I have 17 x 2TB + 1 x 3TB drives available, but my final array will be 16 x 2TB drives configured as 2 x 8-drive RAIDZ2, providing a total of 12 data drives and 4 parity.

My question relates to ashift, and what ashift I am best using for my two VDEVs, given that I - unfortunately - have a mix of sector sizes amongst my drives. I haven't been a professional sysadmin for several years and I'm rather out of touch with hardware. As such I only really learnt about ashift, and the impact of Advanced Format drives on ZFS, in the last week - after I had already bought a bunch of refurbished drives to expand my original 9 x 2TB RAIDZ2 into the planned 16 drive config. (Ironically, it turned out the drives I already had - purchased new in 2011 - were 4k, but most of the extra drives I bought this week were 512b!)

Of the 18 drives I have available, exactly half are native 512b sectors, with the other half being 4k drives that present as 512 ('512e')

However - and this part confuses me - of the nine 4k drives I have, seven result in an ashift of 9 when used in any VDEV, and two result in an ashift of 12. I tested this by making one pool for every type of drive and checking ashift with zdb -C.

The seven giving ashift=9 makes sense as they're 512e drives, but I don't quite follow why the other two give ashift=12 given they're also 512e. I'd have expected either all of them to be 12 (if Solaris can work out they're really 4k), or all 9 (if it can't.) But maybe there's some extra info that these two drives provide that others don't? Or maybe Solaris contains a configuration list of specific drives to use certain ashift values with - as I have since read that Illumos does with its configurable sd driver?

Of the 16 drives I actually plan to use, only one results in ashift=12. Therefore, if I just went ahead and created my zpool without further thought, I would end up with one VDEV with an ashift of 9 and the other with an ashift of 12. I've noticed that using this config results in slightly unbalanced data allocation across the two VDEVs (as monitored with zpool iostat -v)

However, I have found that I can manipulate the ashift. Solaris 11 doesn't provide a direct way to set ashift (unlike most/all other newer ZFS implementations, I've read). But I can force the ashift to be 9 by building the pool using a file instead of the ashift=12 drive, then switching in the real drive with zpool replace afterwards. Similarly, I can also force both VDEVs to be ashift=12 using one of my two spare drives which has that ashift value. Again, I can build the pool with this drive in place and then zpool replace in the drive I actually want. I've tested both of those methods and they seem to work OK.
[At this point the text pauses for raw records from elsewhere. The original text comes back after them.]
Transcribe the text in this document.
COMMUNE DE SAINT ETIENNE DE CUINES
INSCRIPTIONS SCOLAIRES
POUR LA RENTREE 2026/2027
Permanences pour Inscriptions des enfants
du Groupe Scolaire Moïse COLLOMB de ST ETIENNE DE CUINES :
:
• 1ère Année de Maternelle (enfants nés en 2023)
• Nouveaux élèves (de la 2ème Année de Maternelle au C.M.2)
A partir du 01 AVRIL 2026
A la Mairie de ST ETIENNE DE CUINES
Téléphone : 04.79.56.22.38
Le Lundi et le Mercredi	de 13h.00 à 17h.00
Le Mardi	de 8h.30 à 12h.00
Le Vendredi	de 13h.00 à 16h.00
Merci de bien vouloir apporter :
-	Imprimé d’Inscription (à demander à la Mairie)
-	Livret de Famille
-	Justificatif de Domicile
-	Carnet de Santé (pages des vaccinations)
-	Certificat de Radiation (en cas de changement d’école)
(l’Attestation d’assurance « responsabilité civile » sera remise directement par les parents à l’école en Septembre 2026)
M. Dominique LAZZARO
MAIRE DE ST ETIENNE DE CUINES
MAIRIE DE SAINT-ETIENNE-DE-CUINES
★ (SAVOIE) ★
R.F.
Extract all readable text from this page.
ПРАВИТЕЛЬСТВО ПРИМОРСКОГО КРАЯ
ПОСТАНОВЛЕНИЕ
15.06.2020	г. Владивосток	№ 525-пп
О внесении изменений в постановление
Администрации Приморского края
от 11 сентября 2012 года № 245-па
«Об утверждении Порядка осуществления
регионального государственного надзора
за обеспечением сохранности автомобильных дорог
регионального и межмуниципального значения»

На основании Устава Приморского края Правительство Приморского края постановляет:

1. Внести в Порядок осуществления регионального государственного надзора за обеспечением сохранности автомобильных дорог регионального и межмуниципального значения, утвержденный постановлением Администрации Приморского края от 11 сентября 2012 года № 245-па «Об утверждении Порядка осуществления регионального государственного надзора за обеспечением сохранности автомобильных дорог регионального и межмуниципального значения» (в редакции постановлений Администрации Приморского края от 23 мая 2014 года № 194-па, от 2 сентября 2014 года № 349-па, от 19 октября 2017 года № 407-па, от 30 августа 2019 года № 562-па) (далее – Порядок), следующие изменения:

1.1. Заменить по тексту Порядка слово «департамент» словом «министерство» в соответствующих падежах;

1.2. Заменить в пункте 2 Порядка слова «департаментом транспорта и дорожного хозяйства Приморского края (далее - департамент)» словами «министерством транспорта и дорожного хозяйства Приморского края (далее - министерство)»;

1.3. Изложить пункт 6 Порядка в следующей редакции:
Here's a summary of all the drives I have, including their sector size and the ashift value they result in when used in a pool:

Code:

Qty | Drive               | Sect Int-Ext| Ashift
7   | Samsung HD204UI     | 4096 - 512e | 9
6   | Hitachi HUA72202    | 512  - 512  | 9
1   | WDC WD2003FYYS      | 512  - 512  | 9
1   | Toshiba DT01ACA200  | 4096 - 512e | 12
1   | Hitachi HDS72202    | 512  - 512  | 9
1   | WDC WD20EARS-00MV   | 4096 - 512e | 9
1   | Seagate ST3000DM003 | 4096 - 512e | 12

This totals 18 drives, with the 16 I want in my final pool being all except the last two rows. Of the last two, the Seagate ST3000 is a 3TB drive that I will remove when I'm done testing, but may be useful in the meantime as the second ashift=12 drive I mentioned. The WD20EARS also won't be in the final pool but will likely be kept attached to be configured as a hot spare.

So here's my real question after all that blurb!: given this less-than-homogeneous mix of drives, what ashift value should I use? Should I go with the default value Solaris gives me - one VDEV of ashift=9, one of ashift=12? Or should I manipulate them to be both ashift=12, or both ashift=9?

My strong preference, assuming there's no big problem I am not aware of, would be ashift=9 for both, because it gives me 1.1TB extra capacity (21.4TB usable space versus 20.3TB), and then also uses less space for each file allocation and dataset. I have found that this allocation difference can occasionally be quite noticeable - I have a few datasets containing 100's of thousands of files, one of which consumes 40GB on an ashift=9 VDEV but 65GB on an ashift=12.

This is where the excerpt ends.